Recorde aqui as incidências do encontro
Gil Lameiras (treinador do Vitória SC):
“Estávamos à espera de um Casa Pia que não se importava de estar baixo no terreno, a procurar as transições. Na primeira parte faltou-nos estar melhor nas respetivas posições. Melhorámos alguns posicionamentos na segunda parte. A equipa acabou por crescer. Queríamos ter rematado mais, cruzado mais, criado mais perigo. Quando nada fazia esperar, há um golo numa desconcentração nossa, que surge num pontapé de baliza. Sofremos de forma muito fácil o golo. O Casa Pia, sem fazer muito, acaba por chegar ao golo.

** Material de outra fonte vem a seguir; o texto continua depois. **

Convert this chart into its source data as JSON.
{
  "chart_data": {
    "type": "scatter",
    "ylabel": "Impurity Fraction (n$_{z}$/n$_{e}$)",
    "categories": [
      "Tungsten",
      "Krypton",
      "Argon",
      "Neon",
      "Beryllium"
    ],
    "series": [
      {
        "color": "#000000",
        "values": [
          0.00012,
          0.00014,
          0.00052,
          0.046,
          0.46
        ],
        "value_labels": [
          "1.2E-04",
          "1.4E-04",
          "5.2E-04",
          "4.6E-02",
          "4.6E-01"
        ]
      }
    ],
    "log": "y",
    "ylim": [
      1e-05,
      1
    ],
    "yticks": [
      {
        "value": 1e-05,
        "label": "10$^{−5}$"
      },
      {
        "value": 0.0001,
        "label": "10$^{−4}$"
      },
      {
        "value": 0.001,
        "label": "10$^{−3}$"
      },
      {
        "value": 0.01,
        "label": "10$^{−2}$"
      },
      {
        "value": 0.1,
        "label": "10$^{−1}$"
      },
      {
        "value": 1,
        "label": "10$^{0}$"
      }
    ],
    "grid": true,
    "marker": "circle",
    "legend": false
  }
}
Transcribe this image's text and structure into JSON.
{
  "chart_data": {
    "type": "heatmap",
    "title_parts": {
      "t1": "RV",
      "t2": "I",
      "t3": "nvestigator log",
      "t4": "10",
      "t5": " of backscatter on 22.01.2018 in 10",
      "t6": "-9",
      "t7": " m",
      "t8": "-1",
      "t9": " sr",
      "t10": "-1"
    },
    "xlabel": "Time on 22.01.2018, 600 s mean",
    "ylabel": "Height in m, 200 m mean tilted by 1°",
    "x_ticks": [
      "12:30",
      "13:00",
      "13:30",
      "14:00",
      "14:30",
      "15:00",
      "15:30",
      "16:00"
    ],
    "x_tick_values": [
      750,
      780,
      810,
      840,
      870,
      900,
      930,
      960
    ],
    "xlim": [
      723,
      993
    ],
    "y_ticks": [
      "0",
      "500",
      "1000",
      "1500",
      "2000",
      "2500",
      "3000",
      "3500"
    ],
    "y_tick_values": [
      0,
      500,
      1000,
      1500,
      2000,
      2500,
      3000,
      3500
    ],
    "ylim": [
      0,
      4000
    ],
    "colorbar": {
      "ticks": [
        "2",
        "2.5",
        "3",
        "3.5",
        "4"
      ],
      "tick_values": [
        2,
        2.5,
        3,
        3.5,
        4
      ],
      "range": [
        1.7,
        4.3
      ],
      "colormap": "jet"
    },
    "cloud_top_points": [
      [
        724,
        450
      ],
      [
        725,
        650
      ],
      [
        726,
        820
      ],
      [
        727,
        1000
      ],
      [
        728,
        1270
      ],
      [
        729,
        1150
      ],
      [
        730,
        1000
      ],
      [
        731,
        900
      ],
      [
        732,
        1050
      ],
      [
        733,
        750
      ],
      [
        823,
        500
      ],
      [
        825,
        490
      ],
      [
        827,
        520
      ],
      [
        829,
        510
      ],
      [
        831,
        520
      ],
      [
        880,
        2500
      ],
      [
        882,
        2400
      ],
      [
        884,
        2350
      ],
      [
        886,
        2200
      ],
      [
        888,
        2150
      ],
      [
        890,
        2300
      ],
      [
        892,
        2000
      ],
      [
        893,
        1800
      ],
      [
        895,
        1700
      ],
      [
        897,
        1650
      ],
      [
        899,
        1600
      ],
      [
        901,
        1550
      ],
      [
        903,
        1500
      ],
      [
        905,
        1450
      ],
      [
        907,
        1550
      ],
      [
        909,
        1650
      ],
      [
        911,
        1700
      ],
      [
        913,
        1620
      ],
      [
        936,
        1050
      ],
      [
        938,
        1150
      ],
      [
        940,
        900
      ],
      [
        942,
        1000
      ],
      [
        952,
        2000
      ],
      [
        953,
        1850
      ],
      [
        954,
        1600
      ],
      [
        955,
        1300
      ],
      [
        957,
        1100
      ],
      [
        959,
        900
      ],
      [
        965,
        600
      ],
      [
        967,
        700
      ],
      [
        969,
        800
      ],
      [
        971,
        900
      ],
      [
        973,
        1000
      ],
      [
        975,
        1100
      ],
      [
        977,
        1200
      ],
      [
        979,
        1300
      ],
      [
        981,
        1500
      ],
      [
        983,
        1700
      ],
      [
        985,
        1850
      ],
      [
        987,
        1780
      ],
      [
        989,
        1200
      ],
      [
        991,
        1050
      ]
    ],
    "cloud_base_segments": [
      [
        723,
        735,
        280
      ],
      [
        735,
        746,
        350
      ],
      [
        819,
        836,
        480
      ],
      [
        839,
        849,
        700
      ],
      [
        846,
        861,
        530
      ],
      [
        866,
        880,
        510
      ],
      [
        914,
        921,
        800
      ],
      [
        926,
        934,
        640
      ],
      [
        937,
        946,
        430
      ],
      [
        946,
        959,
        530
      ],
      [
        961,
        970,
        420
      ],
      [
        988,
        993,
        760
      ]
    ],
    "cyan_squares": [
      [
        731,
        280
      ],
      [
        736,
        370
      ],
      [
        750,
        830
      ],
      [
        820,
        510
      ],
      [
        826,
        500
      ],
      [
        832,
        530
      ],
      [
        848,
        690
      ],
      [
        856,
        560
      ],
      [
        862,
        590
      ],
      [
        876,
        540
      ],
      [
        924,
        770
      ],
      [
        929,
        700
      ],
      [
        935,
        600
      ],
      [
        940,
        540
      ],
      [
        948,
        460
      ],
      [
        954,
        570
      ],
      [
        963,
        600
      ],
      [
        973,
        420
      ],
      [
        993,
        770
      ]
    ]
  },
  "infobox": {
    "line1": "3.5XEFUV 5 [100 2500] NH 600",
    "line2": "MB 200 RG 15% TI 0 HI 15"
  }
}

O Casa Pia estava a ficar mais alto, a dar espaço nas costas, e entendemos que, com o Camara íamos explorar mais esse espaço. O Ndoye é um jogador diferente, dá mais com o bloco mais baixo. A ideia foi continuar a ter um jogador de profundidade e refrescar o corredor lateral e o ataque. Foi com esse intuito que colocámos o Camara, para explorar o espaço.
O Francisco Dias (estreante absoluto) fez um jogo competente, um bom jogo. Já merecia há algum tempo, tem trabalhado muito. O Zeega é a mesma situação. Mérito deles, mereciam isso. Estamos atentos a mais jogadores. Ainda não pensamos em mais jogadores. Vamos ver como podemos preparar a semana.
Claramente (que entendo a despedida dos adeptos à equipa, com assobios). Têm de exigir, continuar a exigir mais, porque nesta casa tem de ser assim. Isto é o Vitória. Devem cobrar e exigir ainda mais do que eu exijo, muito honestamente. Não era a exibição nem o resultado que queríamos”.
Álvaro Pacheco (treinador do Casa Pia):
“Foi de alívio (a sensação com o golo do Larrazabal). Estava tão focado no jogo, que não sabia como estava o Tondela. Foi um alívio pelo reconhecimento do espírito e da vontade do Casa Pia hoje. Trabalhámos muito. Fomos a melhor equipa. Criámos muitas oportunidades para chegar ao golo.
Não marcarmos nas primeiras oportunidades deixou-nos ansiosos. Os jogadores mereciam este golo e este triunfo, pelo caráter e pela resiliência desta equipa. Muitos jogos não caíram para o Casa Pia por pormenores. A equipa esteve bem no aspeto emocional e em transpor para o relvado aquilo que trabalhou durante a semana.
Abracei-me ao nosso segurança a festejar o golo. Sou um treinador que gosta de treinar todos os jogadores. Com o desenrolar do campeonato, há alguns que jogam mais do que outros. Passei-lhes sobretudo tranquilidade para chegarmos aqui e mostrarmos ser casapianos, mostrarmos que merecíamos a permanência pelo nosso trabalho”.